Défi d’entrepreneur | 23 mai 2017

Choisir le bon modèle d'affaires

Savoir adapter son offre : le cas de Soumission Rénovation

Michel Jodoin a l’entrepreneuriat dans le sang. À 29 ans, il compte déjà 11 ans d’expérience comme homme d’affaires. De 18 ans à 26 ans, il a été franchisé de la bannière Qualité Étudiant, puis Vitres.net. Pendant ces années, son chiffre d’affaires dépassait le million.

Quand la réalité nous rattrape

Trouver des clients était devenu un véritablement jeu d’enfant pour Michel Jodoin. Conscient de son grand talent de dépisteur, il décide de créer un lien entre les consommateurs et les différents professionnels oeuvrant dans le secteur de la construction.

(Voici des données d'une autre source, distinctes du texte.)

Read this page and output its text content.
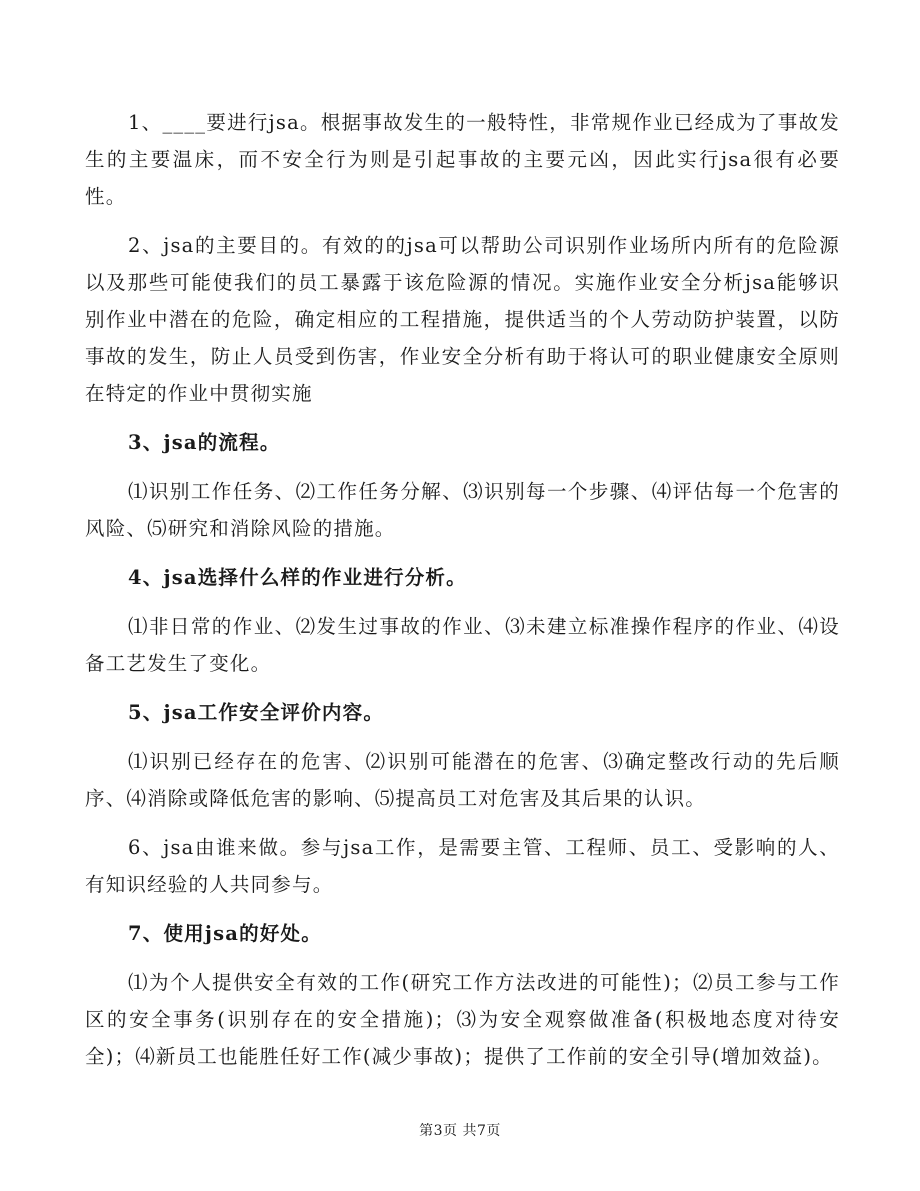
1、____要进行jsa。根据事故发生的一般特性，非常规作业已经成为了事故发生的主要温床，而不安全行为则是引起事故的主要元凶，因此实行jsa很有必要性。

2、jsa的主要目的。有效的的jsa可以帮助公司识别作业场所内所有的危险源以及那些可能使我们的员工暴露于该危险源的情况。实施作业安全分析jsa能够识别作业中潜在的危险，确定相应的工程措施，提供适当的个人劳动防护装置，以防事故的发生，防止人员受到伤害，作业安全分析有助于将认可的职业健康安全原则在特定的作业中贯彻实施

3、jsa的流程。

⑴识别工作任务、⑵工作任务分解、⑶识别每一个步骤、⑷评估每一个危害的风险、⑸研究和消除风险的措施。

4、jsa选择什么样的作业进行分析。

⑴非日常的作业、⑵发生过事故的作业、⑶未建立标准操作程序的作业、⑷设备工艺发生了变化。

5、jsa工作安全评价内容。

⑴识别已经存在的危害、⑵识别可能潜在的危害、⑶确定整改行动的先后顺序、⑷消除或降低危害的影响、⑸提高员工对危害及其后果的认识。

6、jsa由谁来做。参与jsa工作，是需要主管、工程师、员工、受影响的人、有知识经验的人共同参与。

7、使用jsa的好处。

⑴为个人提供安全有效的工作(研究工作方法改进的可能性)；⑵员工参与工作区的安全事务(识别存在的安全措施)；⑶为安全观察做准备(积极地态度对待安全)；⑷新员工也能胜任好工作(减少事故)；提供了工作前的安全引导(增加效益)。

第3页 共7页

En janvier 2014, il fonde Soumission Rénovation. Gonflé à bloc, il déchante toutefois rapidement. Tout d’abord, la méthode de recrutement par le porte-à-porte qui était si efficace avec ses anciennes entreprises, n'est pas adaptée. Ensuite, il est victime d’une fraude : le développeur web à qui il a donné une avance de 1000 $ disparaît sans demander son reste.

À sa première année d’opération, Soumission Rénovation était déficitaire. Ce revers tombait d’ailleurs à un mauvais moment. À l'époque, M. Jodoin venait de s’acheter un appartement en copropriété et d’injecter de l’argent dans une entreprise prometteuse.

Trouver la bonne stratégie marketing

Pour pallier à la situation, le chef d’entreprise contracte un prêt de 45 000 $. Mais surtout, il redéfinit sa stratégie. Exit le porte-à-porte. Tout passera désormais par Internet.

À force de  poser des questions, j’ai compris comment fonctionnaient le marketing web, le référencement, l’optimisation de sites, etc. Je me suis mis à lire là-dessus et j’ai tout pris en charge.

L'entrepreneur se compte chanceux d'avoir trouvé un étudiant en programmation qui voulait se monter un porte-folio : « je lui ai donné 500 $ pour qu’il fasse mon site. Après ça, j’ai fait du marketing web au meilleur de ma connaissance. Ça n’a pas été un gros succès. »

Développer de nouvelles compétences

L’entrepreneur retient alors les services d’une agence de communication. L’offre de service de six mois lui coûte près de 12 000 $. « J’ai quand même obtenu de bons résultats qui ont aidé l’entreprise. À force de leur poser des questions, j’ai compris comment fonctionnaient le marketing web, le référencement, l’optimisation de sites, etc. Je me suis mis à lire là-dessus et j’ai tout pris en charge. J’ai mis un blogue en ligne et j’ai fait écrire des articles sur tout ce qui a un lien avec la construction afin d’augmenter notre visibilité, etc. »

Pour parfaire son éducation web, Michel Jodoin est un inconditionnel du site Quora.com. Ce site de questions-réponses, qui compte plus de 100 millions d’utilisateurs, traite de tous les sujets inimaginables. « J’y vais tous les jours. Je l’utilise aussi pour me renseigner sur les ressources humaines ».

Gérer la croissance

L’entreprise est aujourd’hui un redoutable outil pour aiguiller les clients à la recherche d’un entrepreneur. Ses revenus ont explosé. De février 2016 à mars 2017, la PME est passée d’un à 26 employés.

La PME est présente dans les grandes villes du Québec : Montréal, Québec, Gatineau, Sherbrooke, Trois-Rivières et, depuis peu, au Saguenay-Lac St-Jean. Elle a récemment fait son entrée en Ontario et vise rien de moins que l’ensemble du Canada.

Les services de Soumission Rénovation sont gratuits pour les consommateurs. Seuls les entrepreneurs paient (entre 5 $ et 50 $) chaque fois qu’un client leur est référé. « On fait gagner du temps et de l’argent à tout le monde. Nos 3200 entrepreneurs ont tous leurs licences et ils ont bonne réputation ; deux éléments obligatoires pour faire partie de notre répertoire », explique Michel Jodoin.

En moyenne ce sont 15 nouveaux entrepreneurs par semaine qui appellent l'entreprise pour faire partie l'équipe de fournisseurs.